Nach Jahren des Erfolgs hat sich Felix Jaehn, bekannt durch Hits wie „Cheerleader“, mit seiner persönlichen Geschichte an die Öffentlichkeit gewandt. In einem ausführlichen Interview mit dem Spiegel spricht der 30-Jährige über den Umgang mit seiner nichtbinären Identität, den Rückzug aus dem Rampenlicht und seine Erfahrungen mit psychischer Gesundheit.
Rückzug nach Coming-Out: Klinik statt Bühne
Im Sommer 2024, kurz nach Auftritten auf dem Tomorrowland- und dem Open Beatz Festival, wies sich Jaehn selbst in eine psychiatrische Klinik ein. „Ich musste wieder aufs Leben klarkommen, mich finden, umkrempeln, sortieren“, so Jaehn.
Der DJ-Star berichtet von zwei Klinikaufenthalten, intensiver Therapie, Reha und einem disziplinierten Lebensstil, der ihm geholfen habe, stabil zu bleiben.
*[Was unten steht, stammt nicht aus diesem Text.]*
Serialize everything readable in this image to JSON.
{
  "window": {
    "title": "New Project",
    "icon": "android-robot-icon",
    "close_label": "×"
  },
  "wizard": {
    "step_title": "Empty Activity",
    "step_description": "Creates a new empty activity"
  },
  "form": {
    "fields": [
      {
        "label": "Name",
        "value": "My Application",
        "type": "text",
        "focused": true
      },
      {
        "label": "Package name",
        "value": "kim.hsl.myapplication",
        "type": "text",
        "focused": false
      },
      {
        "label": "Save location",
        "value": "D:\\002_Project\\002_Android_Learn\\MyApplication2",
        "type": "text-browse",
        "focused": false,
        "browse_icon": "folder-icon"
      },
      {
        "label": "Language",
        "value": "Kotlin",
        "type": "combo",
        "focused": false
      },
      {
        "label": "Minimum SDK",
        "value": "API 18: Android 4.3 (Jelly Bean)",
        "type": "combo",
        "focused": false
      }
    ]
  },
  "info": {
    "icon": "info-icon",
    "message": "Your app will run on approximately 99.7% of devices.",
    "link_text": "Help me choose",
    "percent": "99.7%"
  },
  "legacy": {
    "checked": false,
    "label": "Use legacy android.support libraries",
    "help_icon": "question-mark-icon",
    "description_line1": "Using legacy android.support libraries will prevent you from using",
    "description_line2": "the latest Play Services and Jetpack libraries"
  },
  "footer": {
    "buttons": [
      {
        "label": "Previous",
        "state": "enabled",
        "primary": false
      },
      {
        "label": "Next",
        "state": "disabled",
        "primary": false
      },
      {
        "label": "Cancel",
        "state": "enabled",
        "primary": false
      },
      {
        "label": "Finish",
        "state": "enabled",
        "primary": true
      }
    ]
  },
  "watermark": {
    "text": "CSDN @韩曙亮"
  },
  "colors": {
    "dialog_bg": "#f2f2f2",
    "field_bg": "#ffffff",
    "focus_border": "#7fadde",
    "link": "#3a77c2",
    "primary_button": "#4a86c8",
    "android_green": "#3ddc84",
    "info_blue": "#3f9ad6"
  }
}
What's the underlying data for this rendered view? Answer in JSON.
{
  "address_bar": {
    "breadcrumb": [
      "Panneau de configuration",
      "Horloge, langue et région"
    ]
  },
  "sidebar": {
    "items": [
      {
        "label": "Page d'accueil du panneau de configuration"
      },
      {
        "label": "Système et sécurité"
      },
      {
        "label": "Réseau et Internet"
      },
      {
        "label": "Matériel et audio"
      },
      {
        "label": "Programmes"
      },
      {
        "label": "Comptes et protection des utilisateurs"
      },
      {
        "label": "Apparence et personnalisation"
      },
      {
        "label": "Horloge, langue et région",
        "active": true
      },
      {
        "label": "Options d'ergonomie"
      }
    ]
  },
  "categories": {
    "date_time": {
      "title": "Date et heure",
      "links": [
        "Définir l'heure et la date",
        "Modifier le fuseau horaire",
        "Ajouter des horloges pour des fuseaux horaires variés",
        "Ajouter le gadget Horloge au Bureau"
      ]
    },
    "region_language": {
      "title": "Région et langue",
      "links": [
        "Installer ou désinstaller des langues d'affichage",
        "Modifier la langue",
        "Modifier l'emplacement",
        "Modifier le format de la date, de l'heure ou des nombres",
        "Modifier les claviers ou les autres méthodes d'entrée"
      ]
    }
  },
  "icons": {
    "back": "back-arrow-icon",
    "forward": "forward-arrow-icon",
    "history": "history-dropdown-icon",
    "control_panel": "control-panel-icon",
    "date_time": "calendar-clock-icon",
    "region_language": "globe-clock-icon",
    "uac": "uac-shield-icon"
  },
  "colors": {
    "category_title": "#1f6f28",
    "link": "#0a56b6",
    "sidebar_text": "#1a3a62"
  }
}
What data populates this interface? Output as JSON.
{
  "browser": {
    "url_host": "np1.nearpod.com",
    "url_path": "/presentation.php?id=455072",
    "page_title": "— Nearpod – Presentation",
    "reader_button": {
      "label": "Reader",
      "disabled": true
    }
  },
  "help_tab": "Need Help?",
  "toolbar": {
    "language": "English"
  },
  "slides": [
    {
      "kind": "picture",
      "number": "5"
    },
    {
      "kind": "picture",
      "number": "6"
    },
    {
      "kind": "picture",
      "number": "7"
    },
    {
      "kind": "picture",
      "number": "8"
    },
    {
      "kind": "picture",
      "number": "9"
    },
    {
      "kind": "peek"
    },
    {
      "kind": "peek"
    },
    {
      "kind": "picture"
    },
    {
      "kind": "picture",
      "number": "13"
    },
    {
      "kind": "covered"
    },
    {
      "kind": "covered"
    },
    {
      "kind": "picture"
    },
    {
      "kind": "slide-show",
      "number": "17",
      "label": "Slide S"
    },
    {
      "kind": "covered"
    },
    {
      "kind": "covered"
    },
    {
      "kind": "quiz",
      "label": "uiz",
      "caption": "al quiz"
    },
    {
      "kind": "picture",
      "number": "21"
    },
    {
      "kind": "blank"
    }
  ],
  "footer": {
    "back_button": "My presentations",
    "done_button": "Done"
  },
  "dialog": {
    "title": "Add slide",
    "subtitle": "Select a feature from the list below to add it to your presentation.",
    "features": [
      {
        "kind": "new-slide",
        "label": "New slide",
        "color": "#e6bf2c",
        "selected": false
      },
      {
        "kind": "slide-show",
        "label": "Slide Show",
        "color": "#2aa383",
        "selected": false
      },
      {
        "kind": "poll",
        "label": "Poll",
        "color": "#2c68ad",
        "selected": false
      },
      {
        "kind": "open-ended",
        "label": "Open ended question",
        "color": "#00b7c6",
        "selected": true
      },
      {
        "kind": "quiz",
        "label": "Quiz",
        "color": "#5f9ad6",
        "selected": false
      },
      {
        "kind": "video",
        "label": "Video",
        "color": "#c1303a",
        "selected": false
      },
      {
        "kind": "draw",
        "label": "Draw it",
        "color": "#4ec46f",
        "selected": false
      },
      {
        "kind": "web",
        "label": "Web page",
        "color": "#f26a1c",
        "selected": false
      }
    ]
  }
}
Alkohol und Drogen meidet er inzwischen ebenso wie Reizüberflutung durch soziale Medien.
Zweifel an der Akzeptanz queerer Identitäten in der Psychiatrie
Besonders belastend empfand Jaehn, dass nicht alle psychiatrischen Einrichtungen auf queere Themen vorbereitet seien. „Es ist schlimm, wenn man in einer Notlage Hilfe sucht und erst mal seine Identität abgesprochen bekommt“, sagte Jaehn dem Nachrichtenmagazin. Den ersten Klinikaufenthalt habe er abgebrochen, da das Personal nicht ausreichend geschult gewesen sei. In einer zweiten Klinik habe er mehr Verständnis und Unterstützung erfahren.
Der Musiker berichtete auch von einem Übergriff, bei dem er wegen seines androgynen Aussehens beleidigt und geschlagen wurde. „Jemand nannte mich ‘scheiß Schwuchtel’ und schlug auf mich ein“, so Jaehn. Am Tag darauf habe er sich ein Smiley-Tattoo auf den Mittelfinger stechen lassen – als ironisches Statement gegen Hass.
Zwischen Bühnenlicht und Selbstfindung
Jaehn lebt seit 2024 offen als nichtbinäre und pansexuelle Person und verwendet seitdem bevorzugt den Vornamen Fee im privaten Bereich. Auf der Bühne bleibt er bei seinem Künstlernamen. Seine geschlechtliche Identität beschreibt er als fließend. „Ich verstehe non-binär als vollwertiges Geschlecht, aber eigentlich sehe ich Geschlecht als Spektrum“, erklärt Jaehn.
Besonders prägend war für ihn ein Erlebnis in Mexiko-Stadt: „Ich probierte eine Schlaghose an, und es war, als schlüpfte ich in meine zweite Haut.“ Diese Erfahrung sei ein Wendepunkt gewesen, der ihn darin bestärkte, sich öffentlich zu seiner Identität zu bekennen. Er begann, sich auch in der Drag-Szene auszuprobieren.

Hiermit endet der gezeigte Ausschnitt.